One of the most common questions in teaching and coaching agile processes to groups is:
“How do we design our software while delivering iterations of potentially shippable product increments?”
Scrum, an agile process that I teach about and coach organizations on implementation of, asks that each Sprint, analogous to an iteration, delivers a potentially shippable product increment. There is emphasis on potentially shippable since it is quite common to have releases that involve running multiple Sprints until there is enough value for your users. I usually describe potentially shippable product increment is that the software is of a quality that a releasable version would include. This means that each Product Backlog item that is implemented during the Sprint is tested, coded, integrated, documented, and verified. Scrum teams gain a better understanding of what deliverables are necessary to make this happen by creating a Definition of Done.
When I ask what design decisions are difficult in the Scrum process to deliver it usually revolves around high level architecture decisions or data modeling. There are other specific design areas that get brought up but lets focus on these for now. In order to help a Scrum team understand from a conceptual point of view how incremental design works across a release of their software product I use a diagram that I believe Mike Cohn created. Here is my interpretation of the diagram:
This diagram attempts to describe how in new software product development efforts more emphasis in early Sprints is put into implementation of architecture elements. As the architecture is more fully defined and implemented in later Sprints emphasis is increasingly put into feature development. In the final Sprint of a release there may be little to no architecture implementation left to do. This diagram demonstrates the expectations of early release deliverables in terms of technical architecture implementation to support feature delivery. It also shows that each Sprint in the release should deliver features that a user can review.
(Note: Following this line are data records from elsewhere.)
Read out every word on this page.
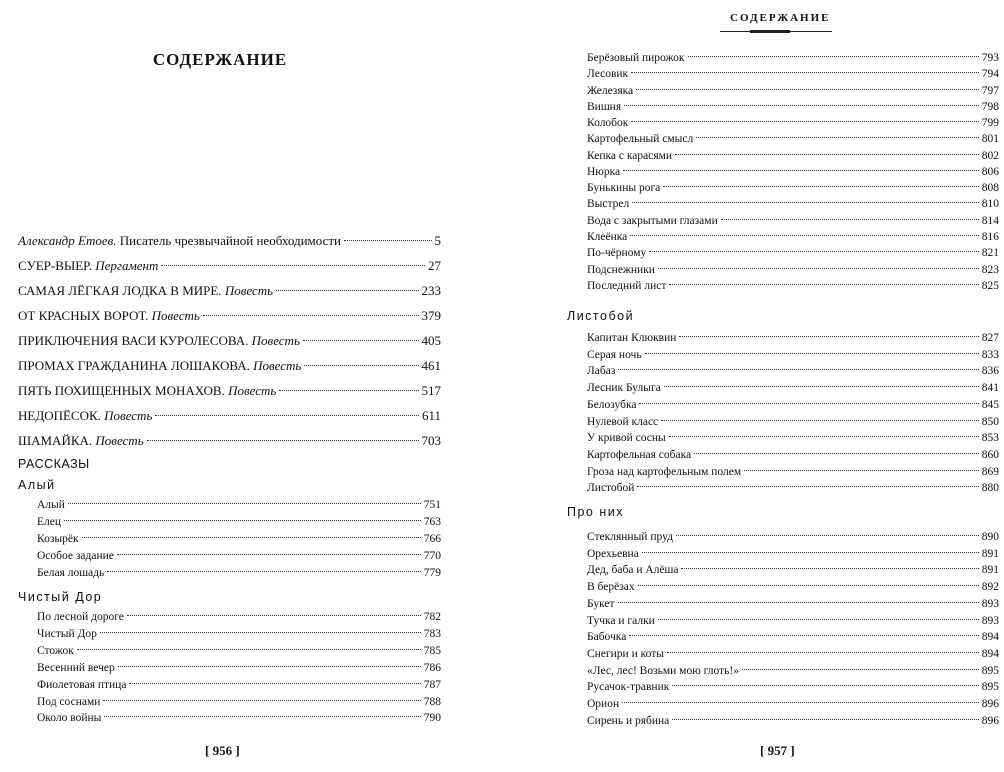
СОДЕРЖАНИЕ
Александр Етоев. Писатель чрезвычайной необходимости	5
СУЕР-ВЫЕР. Пергамент	27
САМАЯ ЛЁГКАЯ ЛОДКА В МИРЕ. Повесть	233
ОТ КРАСНЫХ ВОРОТ. Повесть	379
ПРИКЛЮЧЕНИЯ ВАСИ КУРОЛЕСОВА. Повесть	405
ПРОМАХ ГРАЖДАНИНА ЛОШАКОВА. Повесть	461
ПЯТЬ ПОХИЩЕННЫХ МОНАХОВ. Повесть	517
НЕДОПЁСОК. Повесть	611
ШАМАЙКА. Повесть	703
РАССКАЗЫ
Алый
Алый	751
Елец	763
Козырёк	766
Особое задание	770
Белая лошадь	779
Чистый Дор
По лесной дороге	782
Чистый Дор	783
Стожок	785
Весенний вечер	786
Фиолетовая птица	787
Под соснами	788
Около войны	790
[ 956 ]
СОДЕРЖАНИЕ
Берёзовый пирожок	793
Лесовик	794
Железяка	797
Вишня	798
Колобок	799
Картофельный смысл	801
Кепка с карасями	802
Нюрка	806
Бунькины рога	808
Выстрел	810
Вода с закрытыми глазами	814
Клеёнка	816
По-чёрному	821
Подснежники	823
Последний лист	825
Листобой
Капитан Клюквин	827
Серая ночь	833
Лабаз	836
Лесник Булыга	841
Белозубка	845
Нулевой класс	850
У кривой сосны	853
Картофельная собака	860
Гроза над картофельным полем	869
Листобой	880
Про них
Стеклянный пруд	890
Орехьевна	891
Дед, баба и Алёша	891
В берёзах	892
Букет	893
Тучка и галки	893
Бабочка	894
Снегири и коты	894
«Лес, лес! Возьми мою глоть!»	895
Русачок-травник	895
Орион	896
Сирень и рябина	896
[ 957 ]
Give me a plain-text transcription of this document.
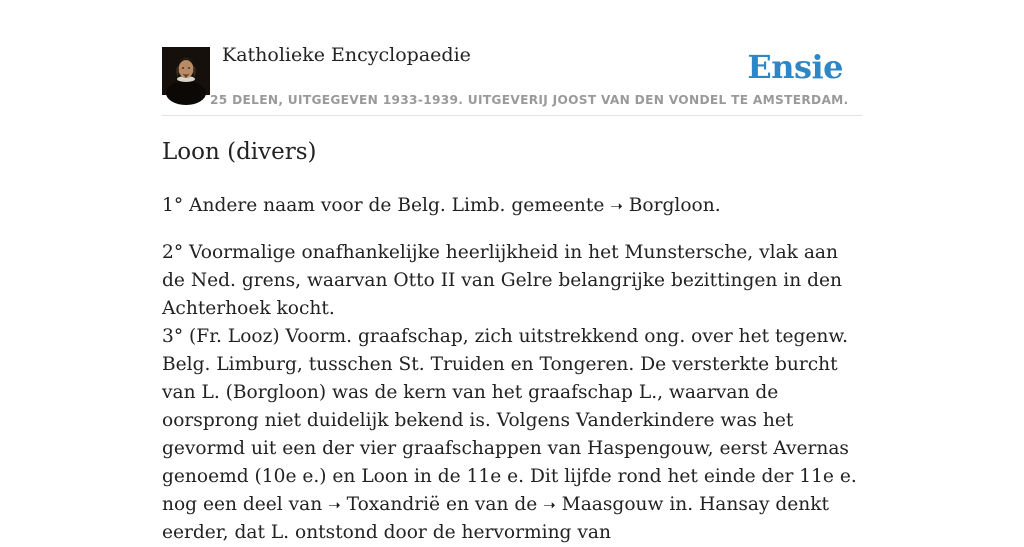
Katholieke Encyclopaedie	Ensie
25 DELEN, UITGEGEVEN 1933-1939. UITGEVERIJ JOOST VAN DEN VONDEL TE AMSTERDAM.
Loon (divers)

1° Andere naam voor de Belg. Limb. gemeente ➝ Borgloon.

2° Voormalige onafhankelijke heerlijkheid in het Munstersche, vlak aan de Ned. grens, waarvan Otto II van Gelre belangrijke bezittingen in den Achterhoek kocht.

3° (Fr. Looz) Voorm. graafschap, zich uitstrekkend ong. over het tegenw. Belg. Limburg, tusschen St. Truiden en Tongeren. De versterkte burcht van L. (Borgloon) was de kern van het graafschap L., waarvan de oorsprong niet duidelijk bekend is. Volgens Vanderkindere was het gevormd uit een der vier graafschappen van Haspengouw, eerst Avernas genoemd (10e e.) en Loon in de 11e e. Dit lijfde rond het einde der 11e e. nog een deel van ➝ Toxandrië en van de ➝ Maasgouw in. Hansay denkt eerder, dat L. ontstond door de hervorming van
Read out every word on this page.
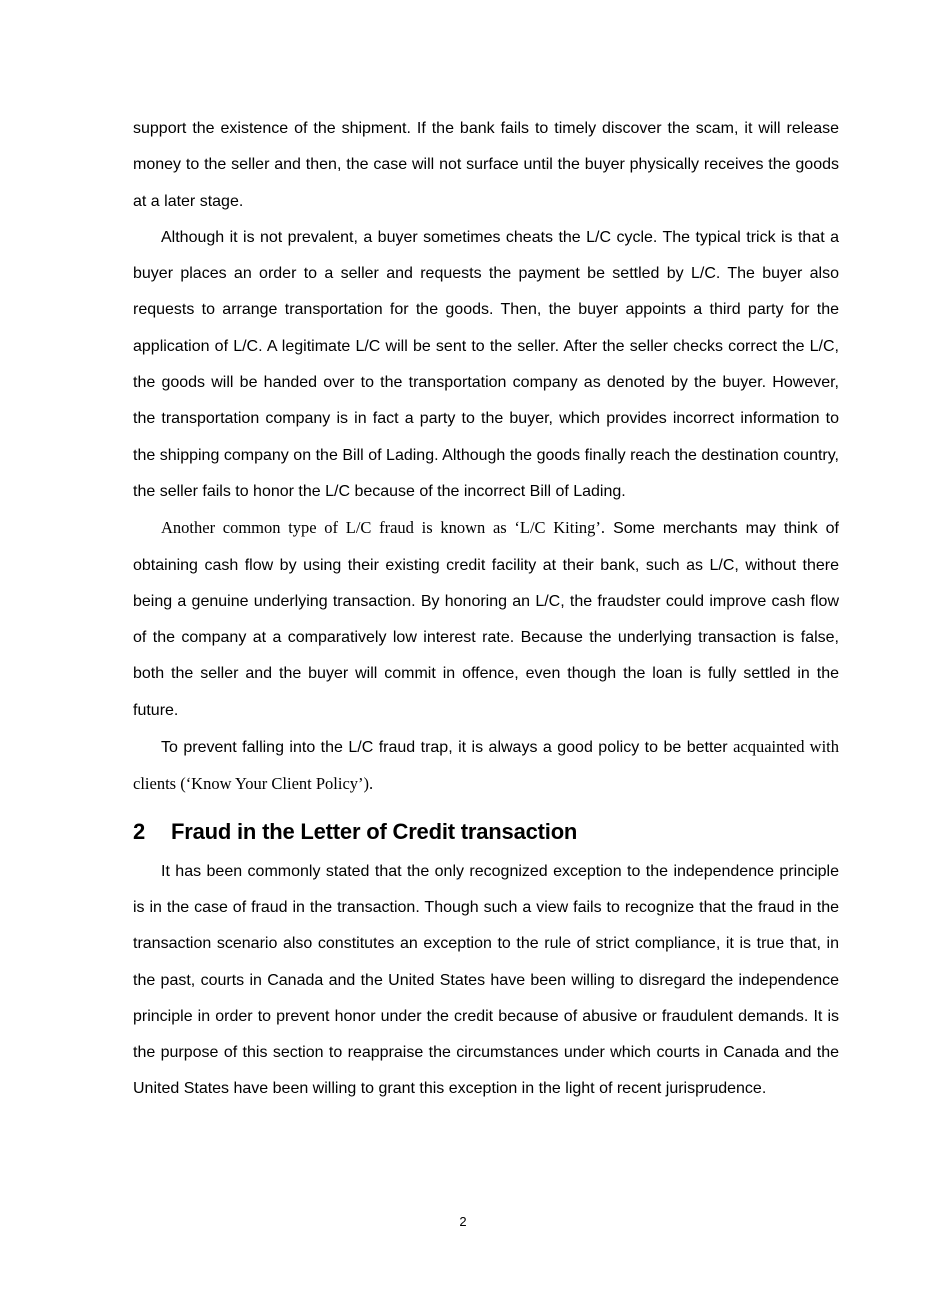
support the existence of the shipment. If the bank fails to timely discover the scam, it will release money to the seller and then, the case will not surface until the buyer physically receives the goods at a later stage.

Although it is not prevalent, a buyer sometimes cheats the L/C cycle. The typical trick is that a buyer places an order to a seller and requests the payment be settled by L/C. The buyer also requests to arrange transportation for the goods. Then, the buyer appoints a third party for the application of L/C. A legitimate L/C will be sent to the seller. After the seller checks correct the L/C, the goods will be handed over to the transportation company as denoted by the buyer. However, the transportation company is in fact a party to the buyer, which provides incorrect information to the shipping company on the Bill of Lading. Although the goods finally reach the destination country, the seller fails to honor the L/C because of the incorrect Bill of Lading.

Another common type of L/C fraud is known as ‘L/C Kiting’. Some merchants may think of obtaining cash flow by using their existing credit facility at their bank, such as L/C, without there being a genuine underlying transaction. By honoring an L/C, the fraudster could improve cash flow of the company at a comparatively low interest rate. Because the underlying transaction is false, both the seller and the buyer will commit in offence, even though the loan is fully settled in the future.

To prevent falling into the L/C fraud trap, it is always a good policy to be better acquainted with clients (‘Know Your Client Policy’).

2 Fraud in the Letter of Credit transaction

It has been commonly stated that the only recognized exception to the independence principle is in the case of fraud in the transaction. Though such a view fails to recognize that the fraud in the transaction scenario also constitutes an exception to the rule of strict compliance, it is true that, in the past, courts in Canada and the United States have been willing to disregard the independence principle in order to prevent honor under the credit because of abusive or fraudulent demands. It is the purpose of this section to reappraise the circumstances under which courts in Canada and the United States have been willing to grant this exception in the light of recent jurisprudence.

2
In a software product team that delivers more than one release may have less architecture emphasis in early Sprints of following releases. This is shown in a modified version of the diagram below:
After describing the above diagrams to a developer named David Wright he approached me to validate his understanding. Within 10 minutes of my description of incremental architecture he had developed a new diagram perspective which I thought was brilliant. His diagram involved two axis with the x-axis representing the surface visible to users and the y-axis representing depth of the architecture. In Sprint 1 of a multiple Sprint release a portion of both the surface and architecture depth are realized. The figure below is a visual representation of the portions implemented of a fully releasable product version. The dark blue areas of the grid show implementation of the surface and depth in Sprint 1 while the empty grid elements represent what has not been implemented yet.
As a release progresses the amount of surface visible features and architectural depth implemented is incrementally built upon towards a fully releasable product version. The following diagram shows the incremental architecture progress later in the release cycle.
The adoption of an incremental architecture approach comes with a couple of potential issues:
- Less up front design of the overall release architecture is known at the beginning and while the depth of the architecture is still being implemented
- New knowledge may impact existing implementation of architecture elements
In order to manage these types of issues we must implement disciplined practices to allow our architecture to accept change as we gain more knowledge. This is why the Extreme Programming practices such as Test-Driven Design (TDD), Continuous Integration (CI), Pair Programming (or continuous code review), and Refactoring have become so common on Scrum teams. TDD gives our design an executable way to prove we have not broken existing functionality at the component and functional level. This does not negate the need for exploratory testing by a person but it will keep manual testing to a manageable level. CI automatically runs builds, automated tests, and deployment of our application then provides feedback to the team about the current state of the integrated system. Pair Programming increases knowledge transfer across the team and provides coherent communication of the products domain into the tests, code, and support artifacts. And finally, refactoring is defined by the guy who wrote the book on it, Martin Fowler, as:
“a disciplined technique for restructuring an existing body of code, altering its internal structure without changing its external behavior”
Refactoring is best support by a high automated test coverage that allows a team to know when the external behavior has not been changed in response to changes deep in the architecture. Here is a visual representation of architectural elements, in red, which could be refactored in response to a new feature.
Each of the refactorings may be small changes but lead to larger positive impact over the span of a release. Effective use of refactoring keeps our architecture flexible and therefore able to meet evolving business needs.
I have used David Wright’s model to describe incremental architecture to other clients in conjunction with the original diagram from Mike Cohn. It has helped provide a clearer picture of incremental design and how to incorporate it into their real world projects. With David’s permission I named it the “Wright Model” and will continue to use it in the future. Thank you, David.
Big design up front (BDUF) is based on the thought that we can lock down business requirements and design our software right the first time. The problem is that business needs change almost as soon as the requirement has been developed. Not only do they change but the functionality requested is better understood once a user touches the feature and provides their feedback. Incremental design of a system throughout a release allows us to incorporate this feedback and change our architecture to satisfy the user’s needs.